Overall, in NYC at least, the demands of the protesters have been clear.  A divestment from the police and an investment in youth programs, food banks, jobs with a living wage and benefits, improved healthcare services, and improvements in housing conditions.        

In closing, the United States finds itself in a very interesting moment.  Right now, anti-racism and the police are the subjects of national and international attention.  These protests have not been peaceful, although they have, for now, remained non-violent.  This is commendable because police forces often attack protesters with little or no provocation.  While they mention things like looting as reasons for their aggression, most of the stores “looted” have been big chain stores or corporations, pharmacies (because people are sick), and a handful of jewellery stores.  The real looters, as groups like Take Back the Bronx argue, are the big capitalist stores and landlords who come into our communities to drain poor people of what little money they have.  So the fight will continue and organizations like the United Black Panther Party, Party for Socialism and Liberation, Socialist Roots, Take Back the Bronx, and others must find ways to appeal to more people to build up their forces. 

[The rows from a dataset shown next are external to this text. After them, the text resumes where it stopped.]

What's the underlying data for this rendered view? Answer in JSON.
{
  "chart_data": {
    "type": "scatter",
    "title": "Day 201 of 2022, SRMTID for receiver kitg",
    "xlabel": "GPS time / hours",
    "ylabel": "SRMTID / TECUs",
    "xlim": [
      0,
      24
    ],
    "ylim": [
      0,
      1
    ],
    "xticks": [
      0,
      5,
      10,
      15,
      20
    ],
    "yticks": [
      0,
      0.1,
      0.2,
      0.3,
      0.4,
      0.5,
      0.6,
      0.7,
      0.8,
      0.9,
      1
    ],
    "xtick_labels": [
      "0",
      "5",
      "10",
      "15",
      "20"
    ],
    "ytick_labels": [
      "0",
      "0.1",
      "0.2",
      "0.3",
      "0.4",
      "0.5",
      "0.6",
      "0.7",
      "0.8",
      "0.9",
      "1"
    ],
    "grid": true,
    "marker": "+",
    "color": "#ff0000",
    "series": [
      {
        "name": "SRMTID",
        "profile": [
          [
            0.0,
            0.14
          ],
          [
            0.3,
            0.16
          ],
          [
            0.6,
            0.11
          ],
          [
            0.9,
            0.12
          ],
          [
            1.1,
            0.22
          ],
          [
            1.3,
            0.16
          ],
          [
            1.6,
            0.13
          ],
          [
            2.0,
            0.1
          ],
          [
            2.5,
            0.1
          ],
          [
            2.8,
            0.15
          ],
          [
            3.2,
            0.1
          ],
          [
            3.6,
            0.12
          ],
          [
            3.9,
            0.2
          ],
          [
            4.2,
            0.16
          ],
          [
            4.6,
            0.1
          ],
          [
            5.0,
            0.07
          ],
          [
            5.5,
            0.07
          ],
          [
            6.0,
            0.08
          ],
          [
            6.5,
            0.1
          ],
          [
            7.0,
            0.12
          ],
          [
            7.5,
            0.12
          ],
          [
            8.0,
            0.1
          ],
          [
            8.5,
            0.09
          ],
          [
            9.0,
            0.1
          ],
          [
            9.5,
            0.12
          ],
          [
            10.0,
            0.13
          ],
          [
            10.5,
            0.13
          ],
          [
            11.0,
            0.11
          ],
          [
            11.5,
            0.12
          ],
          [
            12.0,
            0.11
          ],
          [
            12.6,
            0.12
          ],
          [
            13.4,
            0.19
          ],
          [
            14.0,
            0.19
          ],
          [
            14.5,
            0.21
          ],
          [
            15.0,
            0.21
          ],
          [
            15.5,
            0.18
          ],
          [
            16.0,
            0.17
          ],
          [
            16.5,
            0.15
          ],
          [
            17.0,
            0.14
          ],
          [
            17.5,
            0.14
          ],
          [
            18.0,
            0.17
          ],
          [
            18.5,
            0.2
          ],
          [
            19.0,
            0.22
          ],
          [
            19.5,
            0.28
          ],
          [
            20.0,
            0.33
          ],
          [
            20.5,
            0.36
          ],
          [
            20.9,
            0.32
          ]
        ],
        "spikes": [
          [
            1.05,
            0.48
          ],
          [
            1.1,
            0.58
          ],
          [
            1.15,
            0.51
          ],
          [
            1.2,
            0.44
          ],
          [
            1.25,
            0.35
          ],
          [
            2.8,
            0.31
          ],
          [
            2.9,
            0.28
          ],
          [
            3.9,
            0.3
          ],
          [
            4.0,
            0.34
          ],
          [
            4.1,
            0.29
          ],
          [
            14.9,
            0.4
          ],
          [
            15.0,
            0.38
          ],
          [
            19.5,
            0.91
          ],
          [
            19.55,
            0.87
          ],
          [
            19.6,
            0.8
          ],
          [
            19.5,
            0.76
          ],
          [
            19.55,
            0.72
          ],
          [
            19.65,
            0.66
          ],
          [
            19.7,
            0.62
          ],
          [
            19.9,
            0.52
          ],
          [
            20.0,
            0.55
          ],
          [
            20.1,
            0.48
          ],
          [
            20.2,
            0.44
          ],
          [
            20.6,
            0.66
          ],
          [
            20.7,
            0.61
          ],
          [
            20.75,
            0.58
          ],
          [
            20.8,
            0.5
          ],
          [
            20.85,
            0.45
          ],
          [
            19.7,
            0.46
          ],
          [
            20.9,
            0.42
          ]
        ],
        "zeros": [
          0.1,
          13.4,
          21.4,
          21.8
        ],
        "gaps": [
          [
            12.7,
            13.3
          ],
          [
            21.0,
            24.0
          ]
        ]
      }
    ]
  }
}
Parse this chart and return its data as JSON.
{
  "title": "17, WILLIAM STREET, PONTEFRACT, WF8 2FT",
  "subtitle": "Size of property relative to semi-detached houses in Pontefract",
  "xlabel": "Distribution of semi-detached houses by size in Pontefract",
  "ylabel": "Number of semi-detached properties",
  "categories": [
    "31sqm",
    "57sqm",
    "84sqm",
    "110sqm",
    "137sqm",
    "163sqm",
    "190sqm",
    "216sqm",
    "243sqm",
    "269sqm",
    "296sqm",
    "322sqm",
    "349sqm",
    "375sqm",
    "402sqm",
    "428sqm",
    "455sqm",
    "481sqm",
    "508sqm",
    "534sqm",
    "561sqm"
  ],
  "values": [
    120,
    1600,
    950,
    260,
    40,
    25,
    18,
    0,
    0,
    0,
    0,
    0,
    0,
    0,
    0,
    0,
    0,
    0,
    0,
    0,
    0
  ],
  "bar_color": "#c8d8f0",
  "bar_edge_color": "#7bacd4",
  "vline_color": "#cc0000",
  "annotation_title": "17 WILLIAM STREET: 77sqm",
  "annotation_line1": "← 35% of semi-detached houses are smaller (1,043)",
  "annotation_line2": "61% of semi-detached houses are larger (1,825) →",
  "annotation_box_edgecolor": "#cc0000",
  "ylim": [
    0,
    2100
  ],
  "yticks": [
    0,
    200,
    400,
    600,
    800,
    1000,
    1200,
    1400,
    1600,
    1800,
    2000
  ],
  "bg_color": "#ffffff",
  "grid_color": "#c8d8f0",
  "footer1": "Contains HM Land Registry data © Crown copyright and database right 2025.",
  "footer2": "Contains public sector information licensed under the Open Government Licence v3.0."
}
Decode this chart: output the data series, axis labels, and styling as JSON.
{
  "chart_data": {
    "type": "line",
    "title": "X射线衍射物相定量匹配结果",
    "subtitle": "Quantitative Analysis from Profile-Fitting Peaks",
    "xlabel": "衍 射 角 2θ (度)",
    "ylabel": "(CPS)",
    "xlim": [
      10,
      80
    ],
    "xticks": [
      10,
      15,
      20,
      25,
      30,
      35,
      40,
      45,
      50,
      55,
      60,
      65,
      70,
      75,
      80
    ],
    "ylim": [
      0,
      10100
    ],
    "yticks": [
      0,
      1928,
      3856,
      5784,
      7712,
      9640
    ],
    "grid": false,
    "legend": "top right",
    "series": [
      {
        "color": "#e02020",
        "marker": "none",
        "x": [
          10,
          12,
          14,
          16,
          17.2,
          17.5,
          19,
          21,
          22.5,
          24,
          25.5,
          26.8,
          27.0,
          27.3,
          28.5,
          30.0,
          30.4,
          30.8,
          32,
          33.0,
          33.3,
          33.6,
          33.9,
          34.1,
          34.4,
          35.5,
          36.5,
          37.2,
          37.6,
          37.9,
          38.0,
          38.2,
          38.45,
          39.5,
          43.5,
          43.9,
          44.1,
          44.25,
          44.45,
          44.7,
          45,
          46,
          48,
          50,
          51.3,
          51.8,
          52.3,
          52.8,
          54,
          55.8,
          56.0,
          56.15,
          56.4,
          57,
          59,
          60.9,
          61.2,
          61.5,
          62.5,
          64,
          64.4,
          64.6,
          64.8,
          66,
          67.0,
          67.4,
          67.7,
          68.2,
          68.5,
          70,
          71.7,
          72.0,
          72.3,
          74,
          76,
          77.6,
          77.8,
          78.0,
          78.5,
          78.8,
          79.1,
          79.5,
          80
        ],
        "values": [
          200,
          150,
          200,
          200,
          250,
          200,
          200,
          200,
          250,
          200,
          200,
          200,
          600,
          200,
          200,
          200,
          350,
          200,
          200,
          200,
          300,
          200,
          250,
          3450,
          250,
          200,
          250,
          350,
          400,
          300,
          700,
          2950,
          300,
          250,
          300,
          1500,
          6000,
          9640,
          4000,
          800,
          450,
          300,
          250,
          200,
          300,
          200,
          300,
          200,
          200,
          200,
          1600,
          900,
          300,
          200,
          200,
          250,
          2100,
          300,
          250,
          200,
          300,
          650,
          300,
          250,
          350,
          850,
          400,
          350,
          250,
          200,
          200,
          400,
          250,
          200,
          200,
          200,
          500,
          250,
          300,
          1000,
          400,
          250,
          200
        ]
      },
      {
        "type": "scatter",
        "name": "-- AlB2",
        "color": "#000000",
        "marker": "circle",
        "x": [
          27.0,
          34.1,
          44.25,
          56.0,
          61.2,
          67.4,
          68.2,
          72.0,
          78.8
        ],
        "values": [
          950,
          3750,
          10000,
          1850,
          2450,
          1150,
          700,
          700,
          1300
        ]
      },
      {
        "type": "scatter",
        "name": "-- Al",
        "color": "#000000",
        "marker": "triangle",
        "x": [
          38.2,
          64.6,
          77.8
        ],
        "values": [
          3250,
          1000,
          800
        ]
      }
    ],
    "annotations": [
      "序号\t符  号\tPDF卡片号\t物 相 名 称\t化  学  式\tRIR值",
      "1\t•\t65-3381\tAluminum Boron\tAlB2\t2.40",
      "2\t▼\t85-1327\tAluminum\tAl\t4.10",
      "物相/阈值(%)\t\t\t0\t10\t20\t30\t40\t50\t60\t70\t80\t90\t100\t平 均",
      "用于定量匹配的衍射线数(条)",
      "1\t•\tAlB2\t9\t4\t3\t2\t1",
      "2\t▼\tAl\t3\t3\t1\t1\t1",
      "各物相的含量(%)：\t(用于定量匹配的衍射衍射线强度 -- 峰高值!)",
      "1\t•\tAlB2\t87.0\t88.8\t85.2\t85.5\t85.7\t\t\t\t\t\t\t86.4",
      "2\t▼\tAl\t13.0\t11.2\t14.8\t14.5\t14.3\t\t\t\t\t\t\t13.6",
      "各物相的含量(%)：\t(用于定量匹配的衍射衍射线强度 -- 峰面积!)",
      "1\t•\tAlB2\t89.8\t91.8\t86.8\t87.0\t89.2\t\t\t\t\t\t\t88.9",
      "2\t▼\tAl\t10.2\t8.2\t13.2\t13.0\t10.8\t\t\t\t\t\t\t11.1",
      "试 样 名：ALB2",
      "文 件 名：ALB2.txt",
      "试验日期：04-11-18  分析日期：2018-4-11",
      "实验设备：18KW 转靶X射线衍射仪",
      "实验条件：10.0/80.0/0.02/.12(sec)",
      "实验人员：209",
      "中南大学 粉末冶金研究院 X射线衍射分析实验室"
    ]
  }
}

If they do not, politicians and liberals and moderates will move in to capture the popular energy to make minimal changes, but keep the system functioning like normal.  Examples of this can be seen with Democratic Candidate Joe Biden not endorsing defunding the police and Democrats in parliament pushing for minor changes to the police.  This is unfortunate but people will eventually get tired of marching for hours and hours every single day with nothing tangible to show for it.  More moderate forces understand this but also know right now their voices are not ones people want to hear.  So instead of fighting this wave of protest, politicians and liberal forces are praising protesters, celebrating holidays like Juneteenth, and co-opting certain cultural practices of Black people to make it seem like they care.  By November 2020, when the national elections are to take place, things should be clearer as it pertains for the political direction the country is to take.  Until then, leftist organizations need to work harder to win over the masses and the masses need to keep the pressure on the system for change.